West Nipisi – Delineation of Clearwater C and Clearwater B potential continues with partner wells at 09-05-077-09W5 (C) and 04-35-076-9W5 (B). Initial rates from the 04-35 well exceeded expectations with February month-to-date field estimates of >200 bopd. The 09-05 well is currently cleaning up. These positive results continue to expand the Clearwater potential westward.

Board of Directors Changes

Tamarack is pleased to announce the appointment of Ms. Caralyn Bennett to the Board of Directors, effective March 1, 2023. Ms. Bennett is Executive Vice President and Chief Strategy Officer of GLJ Ltd., while also serving as President of the Canadian Heavy Oil Association and as a director of Acceleware Ltd. Caralyn brings strong advisory experience in reserves and resource governance and contributes strategic expertise to business transformation including sustainability, decarbonization and energy diversification. She has a Professional Engineer designation with an Honours B.A.Sc. in Geological Engineering from the University of Waterloo and actively volunteers her strategic and advisory expertise to a variety of energy development and educational organizations in Alberta and Ontario.

Risk Management

The Company takes a systematic approach to manage commodity price risk and volatility to ensure sustaining capital, debt servicing requirements and the base dividend are protected through a prudent hedging management program. For 2023, approximately ~50% of net after royalty oil production is hedged against WTI with an average floor price of greater than US$65/bbl. Our strategy provides downside protection while maximizing upside exposure. Additional details of the current hedges in place can be found in the corporate presentation on the Company website (www.tamarackvalley.ca).

We would like to thank our employees, shareholders and other stakeholders for all of their support over the past year. 2022 was another transformative year for Tamarack and it would not have happened without the dedication and hard work of our employees, as well as the support from our Board of Directors.
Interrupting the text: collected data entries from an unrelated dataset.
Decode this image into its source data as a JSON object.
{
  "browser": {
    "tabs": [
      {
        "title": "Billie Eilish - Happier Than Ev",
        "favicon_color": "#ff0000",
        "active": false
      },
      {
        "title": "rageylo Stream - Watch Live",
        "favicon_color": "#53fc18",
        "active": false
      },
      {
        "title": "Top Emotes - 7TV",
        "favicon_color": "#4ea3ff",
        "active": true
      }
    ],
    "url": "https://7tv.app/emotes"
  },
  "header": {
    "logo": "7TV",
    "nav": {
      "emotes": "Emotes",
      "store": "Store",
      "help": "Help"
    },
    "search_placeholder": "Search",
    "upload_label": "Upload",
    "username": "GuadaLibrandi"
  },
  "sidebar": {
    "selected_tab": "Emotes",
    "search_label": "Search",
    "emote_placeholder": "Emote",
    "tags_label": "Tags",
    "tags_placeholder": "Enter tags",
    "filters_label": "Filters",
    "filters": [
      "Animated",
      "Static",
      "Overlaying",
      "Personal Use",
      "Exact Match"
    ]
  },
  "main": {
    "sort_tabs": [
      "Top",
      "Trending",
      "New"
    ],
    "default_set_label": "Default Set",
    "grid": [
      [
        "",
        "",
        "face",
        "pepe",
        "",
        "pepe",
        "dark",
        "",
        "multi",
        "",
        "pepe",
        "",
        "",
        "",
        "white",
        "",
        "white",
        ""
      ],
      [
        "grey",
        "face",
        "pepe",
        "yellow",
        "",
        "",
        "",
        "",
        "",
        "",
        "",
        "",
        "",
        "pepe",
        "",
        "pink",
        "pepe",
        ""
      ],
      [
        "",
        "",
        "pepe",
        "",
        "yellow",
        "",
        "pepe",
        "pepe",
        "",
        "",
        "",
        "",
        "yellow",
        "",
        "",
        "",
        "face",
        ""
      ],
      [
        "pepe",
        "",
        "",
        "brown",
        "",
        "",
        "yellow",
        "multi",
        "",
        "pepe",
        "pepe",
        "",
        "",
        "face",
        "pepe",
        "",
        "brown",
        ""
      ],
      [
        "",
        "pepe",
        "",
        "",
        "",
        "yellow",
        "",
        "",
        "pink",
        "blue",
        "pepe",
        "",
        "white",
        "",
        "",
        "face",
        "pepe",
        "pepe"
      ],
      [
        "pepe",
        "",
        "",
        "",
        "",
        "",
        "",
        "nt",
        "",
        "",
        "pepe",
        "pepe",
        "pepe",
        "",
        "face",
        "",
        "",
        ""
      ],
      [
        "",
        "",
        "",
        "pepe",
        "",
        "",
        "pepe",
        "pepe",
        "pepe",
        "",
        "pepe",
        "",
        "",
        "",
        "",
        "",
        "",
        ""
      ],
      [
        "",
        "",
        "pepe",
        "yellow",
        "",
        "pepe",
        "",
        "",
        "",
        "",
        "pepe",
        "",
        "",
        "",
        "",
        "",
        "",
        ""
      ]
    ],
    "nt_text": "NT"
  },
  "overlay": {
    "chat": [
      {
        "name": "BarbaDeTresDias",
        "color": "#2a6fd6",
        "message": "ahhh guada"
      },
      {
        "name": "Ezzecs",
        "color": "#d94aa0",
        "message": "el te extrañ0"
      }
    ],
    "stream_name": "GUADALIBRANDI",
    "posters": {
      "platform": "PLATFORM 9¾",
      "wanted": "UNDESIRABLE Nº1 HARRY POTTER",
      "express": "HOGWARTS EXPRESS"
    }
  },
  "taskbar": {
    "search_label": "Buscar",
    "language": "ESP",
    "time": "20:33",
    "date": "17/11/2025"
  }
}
We look forward to the continued development of our high-quality assets and the creation of shareholder value in a sustainable and responsible way.

Investor Call Tomorrow

9:00 AM MDT (11:00 AM EDT)

Tamarack will host a webcast at 9:00 AM MDT (11:00 AM EDT) on Thursday, March 2, 2023 to discuss the year-end reserves, financial results and an operational update. Participants can access the live webcast via this link or through links provided on the Company’s website. A recorded archive of the webcast will be available on the Company’s website following the live webcast.